Dlatego zdaniem Jana Golby, który jest burmistrzem Muszyny i prezesem Stowarzyszenia Gmin Uzdrowiskowych RP, największym wsparciem dla przedsiębiorców, byłaby możliwość normalnego działania. – Te wszystkie podmioty są już na skraju wyczerpania, możliwości. Właściciele nie czekają na pomoc państwa w postaci tarcz, ale czekają na turystów, chcą normalnego funkcjonowania.
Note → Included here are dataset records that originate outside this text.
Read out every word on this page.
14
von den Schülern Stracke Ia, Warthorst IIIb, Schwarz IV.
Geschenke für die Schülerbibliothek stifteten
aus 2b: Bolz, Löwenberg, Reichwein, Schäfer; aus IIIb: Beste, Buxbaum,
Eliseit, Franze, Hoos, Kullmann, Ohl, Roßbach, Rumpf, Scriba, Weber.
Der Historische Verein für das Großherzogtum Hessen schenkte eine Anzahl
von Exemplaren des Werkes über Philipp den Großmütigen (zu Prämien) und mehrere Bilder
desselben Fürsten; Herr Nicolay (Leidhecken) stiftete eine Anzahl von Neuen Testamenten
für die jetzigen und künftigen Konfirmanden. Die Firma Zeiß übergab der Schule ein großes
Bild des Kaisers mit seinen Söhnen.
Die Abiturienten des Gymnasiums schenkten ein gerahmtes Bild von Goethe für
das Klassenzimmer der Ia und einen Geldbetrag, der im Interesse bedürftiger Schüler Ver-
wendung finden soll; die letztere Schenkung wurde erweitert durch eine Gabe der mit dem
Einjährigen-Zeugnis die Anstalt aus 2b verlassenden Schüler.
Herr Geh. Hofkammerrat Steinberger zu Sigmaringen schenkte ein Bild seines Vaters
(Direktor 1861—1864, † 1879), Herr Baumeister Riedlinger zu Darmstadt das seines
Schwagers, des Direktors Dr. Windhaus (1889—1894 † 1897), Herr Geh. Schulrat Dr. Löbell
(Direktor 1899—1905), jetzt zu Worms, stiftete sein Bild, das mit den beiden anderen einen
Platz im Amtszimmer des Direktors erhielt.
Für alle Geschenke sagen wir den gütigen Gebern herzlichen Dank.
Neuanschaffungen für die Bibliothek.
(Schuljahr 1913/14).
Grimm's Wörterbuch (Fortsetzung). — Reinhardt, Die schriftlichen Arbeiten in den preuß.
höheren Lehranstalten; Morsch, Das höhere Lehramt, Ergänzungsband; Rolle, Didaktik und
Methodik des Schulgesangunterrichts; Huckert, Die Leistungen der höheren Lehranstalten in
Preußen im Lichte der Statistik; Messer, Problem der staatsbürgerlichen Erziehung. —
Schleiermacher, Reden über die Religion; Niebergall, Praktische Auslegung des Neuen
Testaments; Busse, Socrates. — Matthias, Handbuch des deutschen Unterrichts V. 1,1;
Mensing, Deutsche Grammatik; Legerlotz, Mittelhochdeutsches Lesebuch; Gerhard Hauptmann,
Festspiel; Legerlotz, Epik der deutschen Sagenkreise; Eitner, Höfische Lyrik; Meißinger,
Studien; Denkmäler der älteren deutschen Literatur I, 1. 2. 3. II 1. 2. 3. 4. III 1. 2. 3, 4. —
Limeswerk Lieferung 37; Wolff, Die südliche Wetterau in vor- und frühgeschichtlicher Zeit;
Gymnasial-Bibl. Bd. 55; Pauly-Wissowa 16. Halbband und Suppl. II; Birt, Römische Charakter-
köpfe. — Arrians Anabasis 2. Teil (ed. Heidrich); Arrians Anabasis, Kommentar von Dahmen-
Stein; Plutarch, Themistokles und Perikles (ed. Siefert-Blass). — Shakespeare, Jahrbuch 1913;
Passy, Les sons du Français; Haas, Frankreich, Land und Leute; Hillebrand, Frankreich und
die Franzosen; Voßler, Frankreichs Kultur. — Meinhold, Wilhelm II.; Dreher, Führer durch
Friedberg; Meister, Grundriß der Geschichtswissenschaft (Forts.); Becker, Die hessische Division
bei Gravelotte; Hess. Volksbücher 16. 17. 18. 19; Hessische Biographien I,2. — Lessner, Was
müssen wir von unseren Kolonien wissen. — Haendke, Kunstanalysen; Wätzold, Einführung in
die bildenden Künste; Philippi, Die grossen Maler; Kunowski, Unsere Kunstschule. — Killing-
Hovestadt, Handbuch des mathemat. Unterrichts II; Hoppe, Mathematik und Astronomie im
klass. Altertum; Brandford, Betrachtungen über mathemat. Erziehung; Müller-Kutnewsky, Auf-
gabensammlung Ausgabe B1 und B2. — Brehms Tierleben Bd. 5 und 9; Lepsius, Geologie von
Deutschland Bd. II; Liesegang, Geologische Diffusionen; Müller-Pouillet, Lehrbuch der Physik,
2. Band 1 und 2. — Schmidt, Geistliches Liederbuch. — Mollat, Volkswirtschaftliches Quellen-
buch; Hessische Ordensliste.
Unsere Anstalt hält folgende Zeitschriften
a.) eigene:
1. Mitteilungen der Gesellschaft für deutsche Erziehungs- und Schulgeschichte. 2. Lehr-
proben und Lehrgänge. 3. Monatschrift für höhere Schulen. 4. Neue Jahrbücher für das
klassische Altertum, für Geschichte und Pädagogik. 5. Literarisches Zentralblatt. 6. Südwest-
Chodzi też o los pracowników.
Jan Golba podkreśla, że w związku z zamknięciem branży turystycznej, aż 90 procent gospodarki takiej miejscowości, jak Muszyna, nie funkcjonuje.
Jak powiedział nam Daniel Lisak, kierownik Krynickiej Organizacji Turystycznej, branża spodziewała się przedłużenia obostrzeń, co nie zmienia faktu, że stawia to przedsiębiorców w trudnej sytuacji. – Zatrudnieni ludzie nie wykonują swojej pracy w stu procentach, ale trzeba im płacić. Z drugiej strony nie ma żadnych przychodów, bo przez ostatnie 15 miesięcy, przez większość tego czasu obiekty były zamknięte.
Przedłużenie obostrzeń nie dotyczy sanatoriów, ale jak przypomina Jan Golba, te i tak działają w ograniczonym zakresie i to nie sprawia, że turyści zostawiają dużo pieniędzy. – Obłożenie w tych sanatoriach wynosi w najlepszym przypadku 50 procent, a w najgorszym 25-30 procent, więc ta działalność prowadzona jest z kłopotami.
Już teraz do włodarzy gmin docierają informacje, że cześć pensjonatów, hoteli i restauracji nie wznowi swojej działalności po majówce. Przedsiębiorcy ponieśli już takie straty, że nie stać ich na ponoszenie kolejnych kosztów, gdy możliwość prowadzenia działalności gospodarczej jest tak niepewna i ograniczana.